1.13. Audit: Publisher shall permit Advertiser (or its appointed third party auditors, or its authorized regulators) to audit Publisher’s compliance with this Data Processing Addendum or Applicable Data Protection Law, and shall make available to Advertiser information, systems and staff reasonably necessary for Advertiser (or its third party auditors) to conduct such audit. Publisher acknowledges that Advertiser (or its third party auditors) may enter its premises for the purposes of conducting this audit, provided that Advertiser gives Publisher a minimum of 30 (thirty) days’ prior written notice of its intention to audit, the auditors conduct the audit during Publisher’s normal business hours, and the auditors take all reasonable measures to prevent unnecessary disruption to Publisher’s operations. Advertiser will not exercise its audit rights more than once in any twelve (12) calendar month period. Advertiser agrees to treat all information acquired during the course of any audits as confidential information of Publisher, and maintain the confidentiality of such information to the same nature and extent that Advertiser maintains its own confidential information.
1.14. Notifications: If Advertiser is no longer able to satisfy any of its obligations under this Data Processing Addendum, then Advertiser shall immediately notify Publisher and, if necessary, stop processing Publisher’s Data.
Publisher shall indemnify and hold harmless Advertiser and its affiliates, employees, and agents, for all costs, damages, or losses incurred in connection with claims, demands, or proceedings by a data subject or any other third party, and/or any associated financial penalties imposed by supervisory or regulatory authorities, arising from (1) any breach by Publisher of its obligations under this Data Processing Addendum, including but not limited to any misrepresentation or omission as to the legal basis for Publisher’s acquisition of the Data and/or Advertiser’s processing of the Data, or (2) any breach by Publisher of Applicable Data Protection Law. Publisher shall not enter into any settlement without Advertiser’s express prior written consent that (1) assigns, imparts or imputes fault or responsibility to Advertiser or its affiliates, (2) includes a consent to an injunction or similar relief or otherwise imposes any obligation binding upon Advertiser or its affiliates, or (3) provides for relief other than monetary damages that Publisher solely bears. Any indemnification made under this Section 2 of this Data Processing Addendum shall not be subject to any limitation of liability set forth in the Agreement, any Insertion Orders, amendments, addendums, and/or exhibits thereto.

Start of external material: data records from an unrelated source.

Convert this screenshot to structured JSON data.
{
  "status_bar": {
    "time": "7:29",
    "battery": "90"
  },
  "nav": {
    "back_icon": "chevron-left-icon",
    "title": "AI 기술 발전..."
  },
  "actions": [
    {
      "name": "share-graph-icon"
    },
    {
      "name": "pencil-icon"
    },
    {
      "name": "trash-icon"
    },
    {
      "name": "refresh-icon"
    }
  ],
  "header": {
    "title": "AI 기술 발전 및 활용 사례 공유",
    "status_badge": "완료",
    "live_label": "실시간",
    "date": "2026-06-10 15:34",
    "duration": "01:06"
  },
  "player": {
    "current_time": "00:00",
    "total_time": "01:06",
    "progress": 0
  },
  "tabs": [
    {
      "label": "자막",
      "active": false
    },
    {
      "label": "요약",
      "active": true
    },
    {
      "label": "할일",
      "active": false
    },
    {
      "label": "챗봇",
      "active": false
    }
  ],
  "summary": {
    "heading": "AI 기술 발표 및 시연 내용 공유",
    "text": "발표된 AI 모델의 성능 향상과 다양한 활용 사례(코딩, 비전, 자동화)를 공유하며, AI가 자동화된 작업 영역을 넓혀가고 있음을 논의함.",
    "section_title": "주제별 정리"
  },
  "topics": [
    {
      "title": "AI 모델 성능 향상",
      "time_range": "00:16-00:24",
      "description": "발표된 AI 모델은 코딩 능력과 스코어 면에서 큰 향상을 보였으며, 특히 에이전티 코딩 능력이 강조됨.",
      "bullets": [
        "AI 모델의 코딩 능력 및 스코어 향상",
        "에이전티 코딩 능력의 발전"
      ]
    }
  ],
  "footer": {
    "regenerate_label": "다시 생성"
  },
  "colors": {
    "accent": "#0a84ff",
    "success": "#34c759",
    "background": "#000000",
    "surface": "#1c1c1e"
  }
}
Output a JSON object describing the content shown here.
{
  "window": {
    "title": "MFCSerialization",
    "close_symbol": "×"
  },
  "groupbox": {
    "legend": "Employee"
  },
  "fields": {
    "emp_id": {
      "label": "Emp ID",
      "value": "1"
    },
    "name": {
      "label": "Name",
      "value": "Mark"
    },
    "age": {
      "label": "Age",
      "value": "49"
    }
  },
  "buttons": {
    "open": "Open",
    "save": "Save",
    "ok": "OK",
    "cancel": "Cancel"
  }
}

3. Priority of Documents; Notices & Updates
In case of any conflict between the Agreement and this Data Processing Addendum, the terms of this Data Processing Addendum shall control with respect to the subject matter in conflict. Any notice to Publisher shall be effective upon Advertiser’s sending of an email to the address currently on file in Advertiser’s systems, or posting of a notice in Publisher’s account within Advertiser’s platform website. Advertiser may amend or replace this Data Processing Addendum at any time, and any such amendment or replacement will become effective immediately upon posting to the Advertiser platform website, or as otherwise communicated to Publisher. Publisher’s use of the Advertiser Services after that date will constitute acceptance of the updated Data Processing Addendum. Publisher’s sole and exclusively remedy if it objects to the amended or new Data Processing Addendum is to terminate its use of the Advertiser Services.